“Saya meminta kerja sama dan kolaborasi baik dari Pemerintah Daerah, PT PLN EPI dan PT Flores Inti Pangan. Lapangan kerja bisa kita buka untuk anak – anak kita dan petani bisa meningkat pendapatan ekonominya,” tutup Angelo
Perwakilan Kepala Dinas Pertanian dan Ketahanan Pangan Provinsi NTT, Nixon M. Balukh, S.P., M.Si. dalam paparannya menyampaikan bahwa potensi limbah pertanian seperti bonggol jagung dan sekam padi dari petani di NTT cukup besar dan bisa dimanfaatkan untuk biomassa ini.

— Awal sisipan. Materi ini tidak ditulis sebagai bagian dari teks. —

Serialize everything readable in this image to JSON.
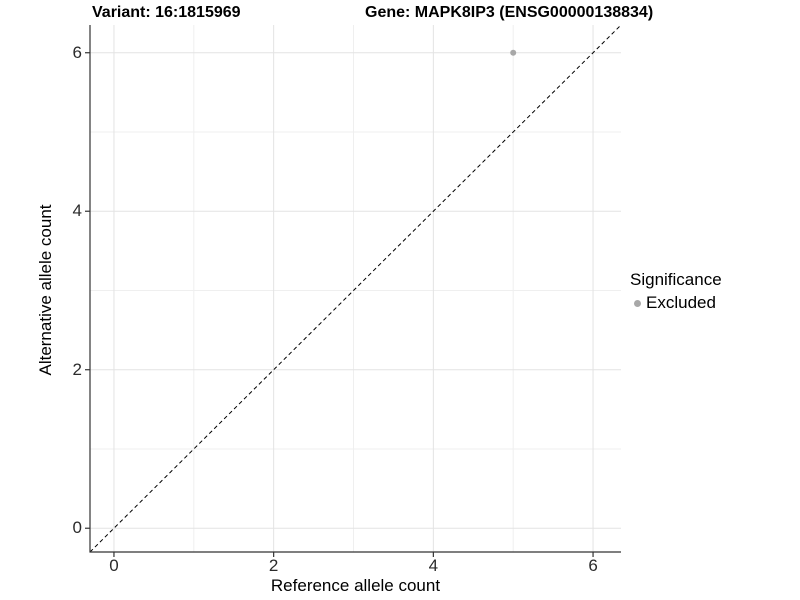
{
  "chart_data": {
    "type": "scatter",
    "title_left": "Variant: 16:1815969",
    "title_right": "Gene: MAPK8IP3 (ENSG00000138834)",
    "xlabel": "Reference allele count",
    "ylabel": "Alternative allele count",
    "xlim": [
      -0.3,
      6.35
    ],
    "ylim": [
      -0.3,
      6.35
    ],
    "x_ticks": [
      0,
      2,
      4,
      6
    ],
    "y_ticks": [
      0,
      2,
      4,
      6
    ],
    "x_minor_gridlines": [
      1,
      3,
      5
    ],
    "y_minor_gridlines": [
      1,
      3,
      5
    ],
    "grid": "major and minor, light gray on white panel",
    "identity_line": {
      "type": "abline y=x",
      "style": "dashed",
      "color": "#000000"
    },
    "series": [
      {
        "name": "Excluded",
        "color": "#a8a8a8",
        "points": [
          {
            "x": 5,
            "y": 6
          }
        ]
      }
    ],
    "legend": {
      "title": "Significance",
      "position": "right",
      "items": [
        {
          "label": "Excluded",
          "color": "#a8a8a8"
        }
      ]
    }
  },
  "colors": {
    "background": "#ffffff",
    "axis_line": "#333333",
    "tick_mark": "#333333",
    "tick_label": "#2b2b2b",
    "grid_major": "#e3e3e3",
    "grid_minor": "#efefef",
    "point": "#a8a8a8",
    "title_text": "#000000"
  }
}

“Pada tahun 2024 diperkirakan 187.000 ton limbah jagung yang diproduksi petani. Kabupaten Sumba Barat Daya dan Timor Tengah Selatan merupakan wilayah penyuplai terbesar limbah bonggol jagung ini. Kalau sekam padi banyak di daerah Ende, Nagekeo dan Manggarai Raya,” ujar Nixon
Menurutnya, apabila ini berjalan maka perlu keterlibatan semua kabupaten terdekat dengan kedua PLTU ini.
Perwakilan PT Flores Inti Pangan, Abraham Runga menyampaikan bahwa saat ini PT Flores Inti Pangan sudah melakukan MoU bersama PT PLN EPI dan Pemerintah Provinsi NTT.
“MoU bersama pemerintah dan PLN EPI sudah dilakukan. Kami juga sedang melakukan persiapan pendataan potensi limbah pertanian dan uji kalori di Sucofindo. Pada bulan Mei ini akan dilakukan uji coba sebesar 300 ton di PLTU Ropa dan PLTU Bolok. Kami tentunya butuh kolaborasi semua pihak sehingga projek besar ini bisa berjalan dan berkelanjutan,” ungkap Abraham.